From the help for subplot
:
If a subplot specification causes a new axes to overlap an
existing axes, the existing axes is deleted - unless the position
of the new and existing axes are identical.
Your code is doing this, though you may not realize it. You call subplot(151)
, which places an axis in the default location and then you position it manually. Because you have manually positioned the first axis, calling subplot(152)
is the same as calling subplot(151)
and the new axis ends up on top of the first one causing the latter to be deleted. And so on, until you move axes away from the the area where the default axis is placed.
There are several ways around this. You can create all of your subplots and then go back and position them. You can create your subplots starting from the right of your figure (subplot(155)

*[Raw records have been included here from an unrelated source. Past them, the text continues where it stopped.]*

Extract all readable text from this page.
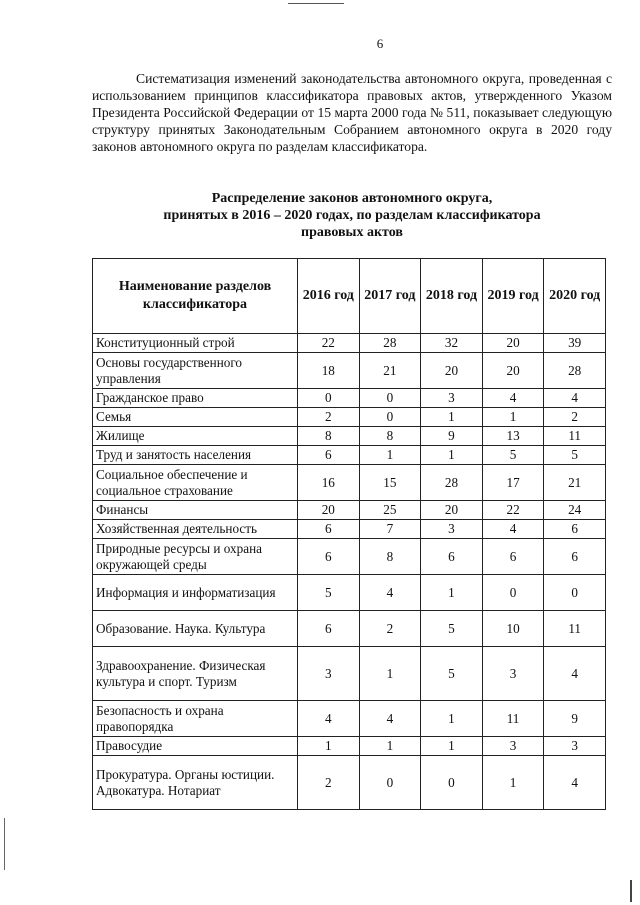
6

Систематизация изменений законодательства автономного округа, проведенная с использованием принципов классификатора правовых актов, утвержденного Указом Президента Российской Федерации от 15 марта 2000 года № 511, показывает следующую структуру принятых Законодательным Собранием автономного округа в 2020 году законов автономного округа по разделам классификатора.

Распределение законов автономного округа,
принятых в 2016 – 2020 годах, по разделам классификатора
правовых актов
Наименование разделов классификатора	2016 год	2017 год	2018 год	2019 год	2020 год
Конституционный строй	22	28	32	20	39
Основы государственного управления	18	21	20	20	28
Гражданское право	0	0	3	4	4
Семья	2	0	1	1	2
Жилище	8	8	9	13	11
Труд и занятость населения	6	1	1	5	5
Социальное обеспечение и социальное страхование	16	15	28	17	21
Финансы	20	25	20	22	24
Хозяйственная деятельность	6	7	3	4	6
Природные ресурсы и охрана окружающей среды	6	8	6	6	6
Информация и информатизация	5	4	1	0	0
Образование. Наука. Культура	6	2	5	10	11
Здравоохранение. Физическая культура и спорт. Туризм	3	1	5	3	4
Безопасность и охрана правопорядка	4	4	1	11	9
Правосудие	1	1	1	3	3
Прокуратура. Органы юстиции. Адвокатура. Нотариат	2	0	0	1	4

) and move left. Or you can create the subplots in the desired positions directly via:
subplot('Position',[0.15 0.15 0.15 0.75]);
subplot('Position',[0.31 0.35 0.15 0.55]);
subplot('Position',[0.46 0.35 0.15 0.55]);
subplot('Position',[0.61 0.35 0.15 0.55]);
subplot('Position',[0.76 0.35 0.15 0.55]);
You can have these return handles if you need to plot to these axes separately at a later time via plot(AX,...)
or subplot(AX); plot(...)
, where AX
is an axis handle.
Also note that the help for subplot
contains special comments for the subplot(151)
style, particularly:
This syntax does not return a handle, so it is an error to specify a return argument.
I get a handle back myself, but I don't know if it's to be trusted. Still, even changing the style to subplot(1,5,1)
the issue of only showing the last three persists.